@devinplombier Glad you're enjoying the thread. The faith/reason framing is rhetorically satisfying but imprecise — this is really a dispute about burden of proof and what counts as sufficient evidence. Both sides think they're being reasonable.
That said, your component taxonomy is the most useful contribution in this thread. Mechanical break-in for speakers and tubes is physically coherent; thermal stabilization for SS gear is real but trivial; cable and power cord burn-in is where the physical rationale collapses and the faith diagnosis actually bites. Lumping all of these together under "burn-in" is what generates most of the confusion here.
One note on Kalchev: his review is aimed precisely at the cases you're most skeptical about — cables, power cords — where listener psychology does the most unacknowledged work. Speaker break-in is a different phenomenon and probably deserves its own conversation.
Finally, on "no one will be converted": that may be true of ideological debates, but it wasn't the spirit of the original post. I introduced the Kalchev study not as proof of anything but as one piece of scientific literature on the subject, and explicitly invited others to contribute any research they were aware of. The goal was to see what some literature actually says, not to win anyone over. If the thread produced more light than heat, that's enough.

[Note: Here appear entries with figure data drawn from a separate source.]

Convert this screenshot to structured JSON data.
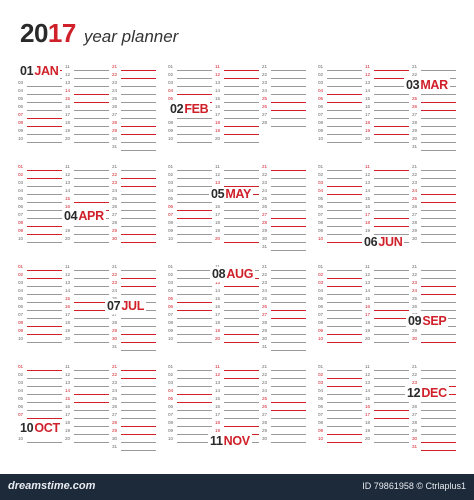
{
  "header": {
    "year_part1": "20",
    "year_part2": "17",
    "label": "year planner"
  },
  "colors": {
    "accent": "#d0202a",
    "text": "#2a2a2a",
    "footer_bg": "#1c2a3a"
  },
  "months": [
    {
      "num": "01",
      "name": "JAN",
      "days": 31
    },
    {
      "num": "02",
      "name": "FEB",
      "days": 28
    },
    {
      "num": "03",
      "name": "MAR",
      "days": 31
    },
    {
      "num": "04",
      "name": "APR",
      "days": 30
    },
    {
      "num": "05",
      "name": "MAY",
      "days": 31
    },
    {
      "num": "06",
      "name": "JUN",
      "days": 30
    },
    {
      "num": "07",
      "name": "JUL",
      "days": 31
    },
    {
      "num": "08",
      "name": "AUG",
      "days": 31
    },
    {
      "num": "09",
      "name": "SEP",
      "days": 30
    },
    {
      "num": "10",
      "name": "OCT",
      "days": 31
    },
    {
      "num": "11",
      "name": "NOV",
      "days": 30
    },
    {
      "num": "12",
      "name": "DEC",
      "days": 31
    }
  ],
  "footer": {
    "brand": "dreamstime.com",
    "credit": "ID 79861958 © Ctrlaplus1"
  }
}
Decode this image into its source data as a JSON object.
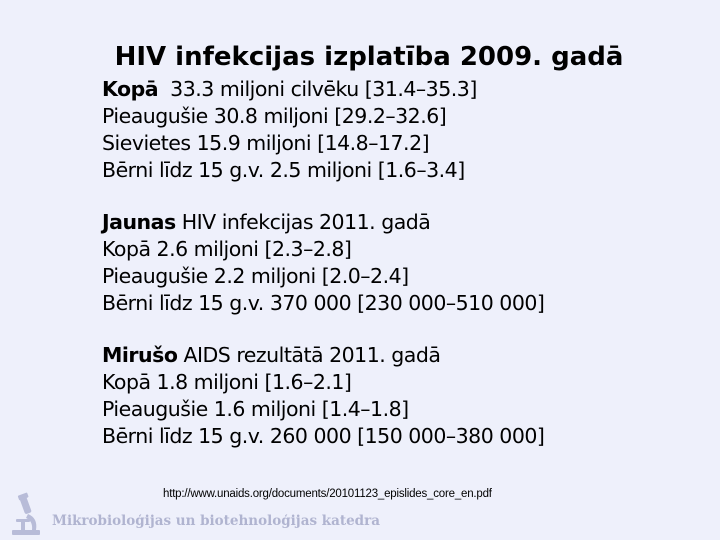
{
  "title": "HIV infekcijas izplatība 2009. gadā",
  "sections": [
    {
      "heading_bold": "Kopā",
      "heading_rest": "  33.3 miljoni cilvēku [31.4–35.3]",
      "lines": [
        "Pieaugušie 30.8 miljoni [29.2–32.6]",
        "Sievietes 15.9 miljoni [14.8–17.2]",
        "Bērni līdz 15 g.v. 2.5 miljoni [1.6–3.4]"
      ]
    },
    {
      "heading_bold": "Jaunas",
      "heading_rest": " HIV infekcijas 2011. gadā",
      "lines": [
        "Kopā 2.6 miljoni [2.3–2.8]",
        "Pieaugušie 2.2 miljoni [2.0–2.4]",
        "Bērni līdz 15 g.v. 370 000 [230 000–510 000]"
      ]
    },
    {
      "heading_bold": "Mirušo",
      "heading_rest": " AIDS rezultātā 2011. gadā",
      "lines": [
        "Kopā 1.8 miljoni [1.6–2.1]",
        "Pieaugušie 1.6 miljoni [1.4–1.8]",
        "Bērni līdz 15 g.v. 260 000 [150 000–380 000]"
      ]
    }
  ],
  "source": "http://www.unaids.org/documents/20101123_epislides_core_en.pdf",
  "footer": "Mikrobioloģijas un biotehnoloģijas katedra",
  "footer_icon": "microscope-icon",
  "colors": {
    "background": "#eef0fb",
    "footer": "#b0b4d0"
  }
}
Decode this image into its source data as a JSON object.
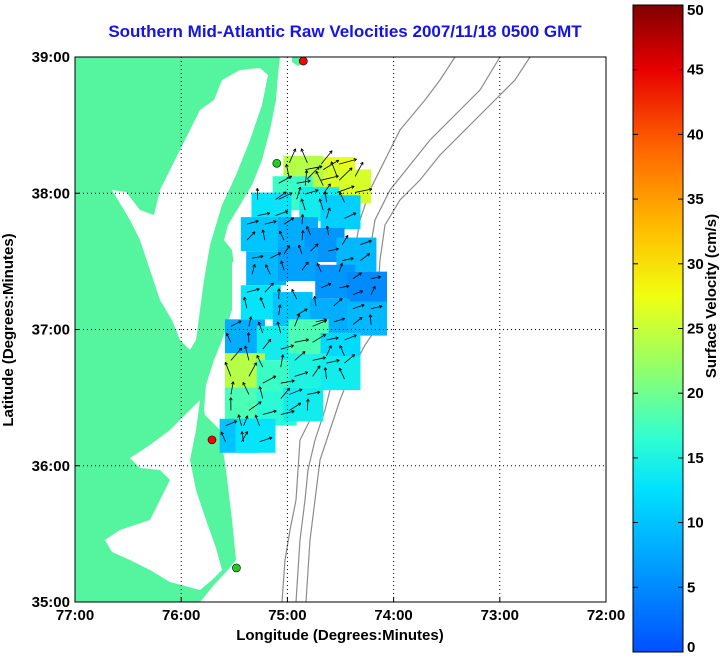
{
  "chart_data": {
    "type": "heatmap",
    "title": "Southern Mid-Atlantic Raw Velocities 2007/11/18 0500 GMT",
    "xlabel": "Longitude (Degrees:Minutes)",
    "ylabel": "Latitude (Degrees:Minutes)",
    "colorbar_label": "Surface Velocity (cm/s)",
    "xlim": [
      -77,
      -72
    ],
    "ylim": [
      35,
      39
    ],
    "x_ticks": [
      {
        "value": -77,
        "label": "77:00"
      },
      {
        "value": -76,
        "label": "76:00"
      },
      {
        "value": -75,
        "label": "75:00"
      },
      {
        "value": -74,
        "label": "74:00"
      },
      {
        "value": -73,
        "label": "73:00"
      },
      {
        "value": -72,
        "label": "72:00"
      }
    ],
    "y_ticks": [
      {
        "value": 35,
        "label": "35:00"
      },
      {
        "value": 36,
        "label": "36:00"
      },
      {
        "value": 37,
        "label": "37:00"
      },
      {
        "value": 38,
        "label": "38:00"
      },
      {
        "value": 39,
        "label": "39:00"
      }
    ],
    "colorbar_ticks": [
      {
        "value": 0,
        "label": "0"
      },
      {
        "value": 5,
        "label": "5"
      },
      {
        "value": 10,
        "label": "10"
      },
      {
        "value": 15,
        "label": "15"
      },
      {
        "value": 20,
        "label": "20"
      },
      {
        "value": 25,
        "label": "25"
      },
      {
        "value": 30,
        "label": "30"
      },
      {
        "value": 35,
        "label": "35"
      },
      {
        "value": 40,
        "label": "40"
      },
      {
        "value": 45,
        "label": "45"
      },
      {
        "value": 50,
        "label": "50"
      }
    ],
    "clim": [
      0,
      50
    ],
    "grid": true,
    "colormap": "jet",
    "land_color": "#55f5a0",
    "water_color": "#ffffff",
    "bathymetry_color": "#8c8c8c",
    "title_color": "#1414e6",
    "stations": [
      {
        "lon": -74.85,
        "lat": 38.97,
        "color": "#ff0000"
      },
      {
        "lon": -75.1,
        "lat": 38.22,
        "color": "#22cc22"
      },
      {
        "lon": -75.71,
        "lat": 36.19,
        "color": "#ff0000"
      },
      {
        "lon": -75.48,
        "lat": 35.25,
        "color": "#22cc22"
      }
    ],
    "velocity_field": [
      {
        "lon": -74.55,
        "lat": 38.14,
        "speed": 27
      },
      {
        "lon": -74.7,
        "lat": 38.1,
        "speed": 26
      },
      {
        "lon": -74.85,
        "lat": 38.15,
        "speed": 24
      },
      {
        "lon": -74.4,
        "lat": 38.05,
        "speed": 26
      },
      {
        "lon": -74.95,
        "lat": 38.0,
        "speed": 17
      },
      {
        "lon": -74.7,
        "lat": 37.92,
        "speed": 14
      },
      {
        "lon": -74.5,
        "lat": 37.86,
        "speed": 11
      },
      {
        "lon": -75.15,
        "lat": 37.88,
        "speed": 13
      },
      {
        "lon": -75.25,
        "lat": 37.7,
        "speed": 10
      },
      {
        "lon": -74.9,
        "lat": 37.7,
        "speed": 8
      },
      {
        "lon": -74.65,
        "lat": 37.62,
        "speed": 6
      },
      {
        "lon": -74.35,
        "lat": 37.55,
        "speed": 9
      },
      {
        "lon": -75.2,
        "lat": 37.45,
        "speed": 9
      },
      {
        "lon": -74.9,
        "lat": 37.48,
        "speed": 7
      },
      {
        "lon": -74.55,
        "lat": 37.35,
        "speed": 6
      },
      {
        "lon": -74.25,
        "lat": 37.3,
        "speed": 5
      },
      {
        "lon": -75.25,
        "lat": 37.2,
        "speed": 13
      },
      {
        "lon": -74.95,
        "lat": 37.15,
        "speed": 10
      },
      {
        "lon": -74.6,
        "lat": 37.1,
        "speed": 8
      },
      {
        "lon": -74.25,
        "lat": 37.08,
        "speed": 9
      },
      {
        "lon": -75.4,
        "lat": 36.95,
        "speed": 8
      },
      {
        "lon": -75.1,
        "lat": 36.9,
        "speed": 14
      },
      {
        "lon": -74.8,
        "lat": 36.95,
        "speed": 18
      },
      {
        "lon": -74.5,
        "lat": 36.85,
        "speed": 12
      },
      {
        "lon": -75.4,
        "lat": 36.7,
        "speed": 24
      },
      {
        "lon": -75.1,
        "lat": 36.65,
        "speed": 17
      },
      {
        "lon": -74.8,
        "lat": 36.7,
        "speed": 15
      },
      {
        "lon": -74.5,
        "lat": 36.68,
        "speed": 14
      },
      {
        "lon": -75.4,
        "lat": 36.45,
        "speed": 18
      },
      {
        "lon": -75.1,
        "lat": 36.42,
        "speed": 16
      },
      {
        "lon": -74.85,
        "lat": 36.45,
        "speed": 14
      },
      {
        "lon": -75.45,
        "lat": 36.22,
        "speed": 10
      },
      {
        "lon": -75.3,
        "lat": 36.22,
        "speed": 13
      }
    ]
  }
}
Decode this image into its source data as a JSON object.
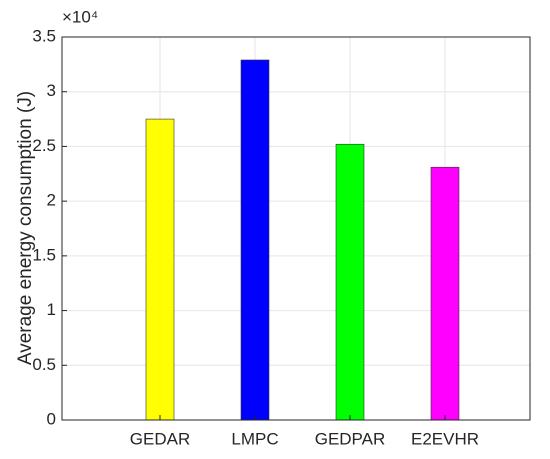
{
  "chart_data": {
    "type": "bar",
    "y_label": "Average energy consumption (J)",
    "y_exponent_label": "×10⁴",
    "categories": [
      "GEDAR",
      "LMPC",
      "GEDPAR",
      "E2EVHR"
    ],
    "values": [
      27500,
      32900,
      25200,
      23100
    ],
    "colors": [
      "#ffff00",
      "#0000ff",
      "#00ff00",
      "#ff00ff"
    ],
    "ylim": [
      0,
      35000
    ],
    "yticks": [
      0,
      {
        "value": 5000,
        "label": "0.5"
      },
      {
        "value": 10000,
        "label": "1"
      },
      {
        "value": 15000,
        "label": "1.5"
      },
      {
        "value": 20000,
        "label": "2"
      },
      {
        "value": 25000,
        "label": "2.5"
      },
      {
        "value": 30000,
        "label": "3"
      },
      {
        "value": 35000,
        "label": "3.5"
      }
    ],
    "grid": true
  }
}
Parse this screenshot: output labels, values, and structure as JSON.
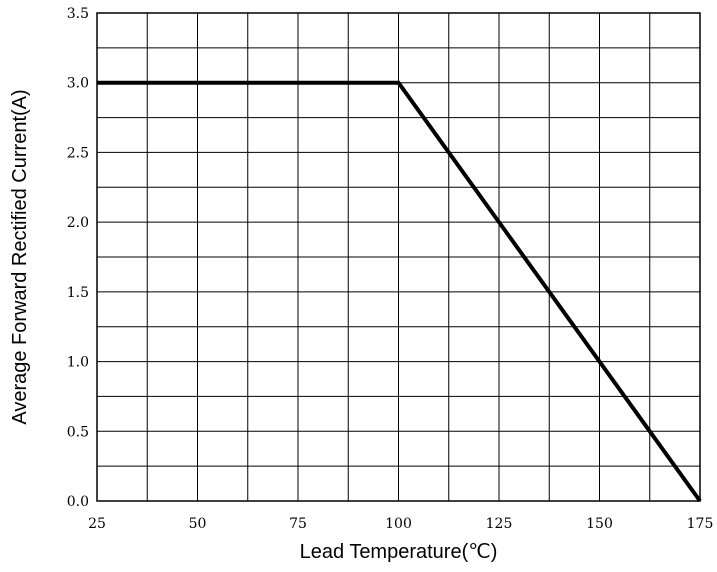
{
  "chart_data": {
    "type": "line",
    "xlabel": "Lead Temperature(℃)",
    "ylabel": "Average Forward Rectified Current(A)",
    "xlim": [
      25,
      175
    ],
    "ylim": [
      0.0,
      3.5
    ],
    "x_ticks": [
      "25",
      "50",
      "75",
      "100",
      "125",
      "150",
      "175"
    ],
    "y_ticks": [
      "0.0",
      "0.5",
      "1.0",
      "1.5",
      "2.0",
      "2.5",
      "3.0",
      "3.5"
    ],
    "grid": true,
    "series": [
      {
        "color": "#000000",
        "points": [
          {
            "x": 25,
            "y": 3.0
          },
          {
            "x": 100,
            "y": 3.0
          },
          {
            "x": 175,
            "y": 0.0
          }
        ]
      }
    ]
  }
}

It’s more of a compendium of previous studies than it is a study itself. It’s a narrative of existing literature that represents one side of the discussion only. The author doesn’t pretend to explore whether there are actual physical factors (mechanical changes) in a component that could cause burn-in.
Either tendentious or simply uninformed. Your "narrative review vs. study" distinction doesn't hold up. A narrative review is a recognized study type — it has a defined research question, a method for selecting and synthesizing literature, peer review, and an original epistemic contribution: the synthesis produces conclusions about the state of evidence that no individual primary study contains. By your logic, meta-analyses wouldn't count as studies either, which is an absurd result given that they sit near the top of the evidence hierarchy in medicine.
Kalchev announces exactly what he's doing in the title — a comprehensive exploration across physiological, psychological, and societal domains. He doesn't hide the physical question; he brackets it as outside his remit. Your own phrasing — "he doesn't *pretend* to explore physical factors" — is actually a point in his favor. Honest demarcation of scope is methodological integrity, not a deficiency.
Because the study brackets the physical question, it shouldn't be cited as though it settles it. But that's a claim about what the study establishes, not about whether it qualifies as a study. I'm done replying about this. I now judge it as trolling.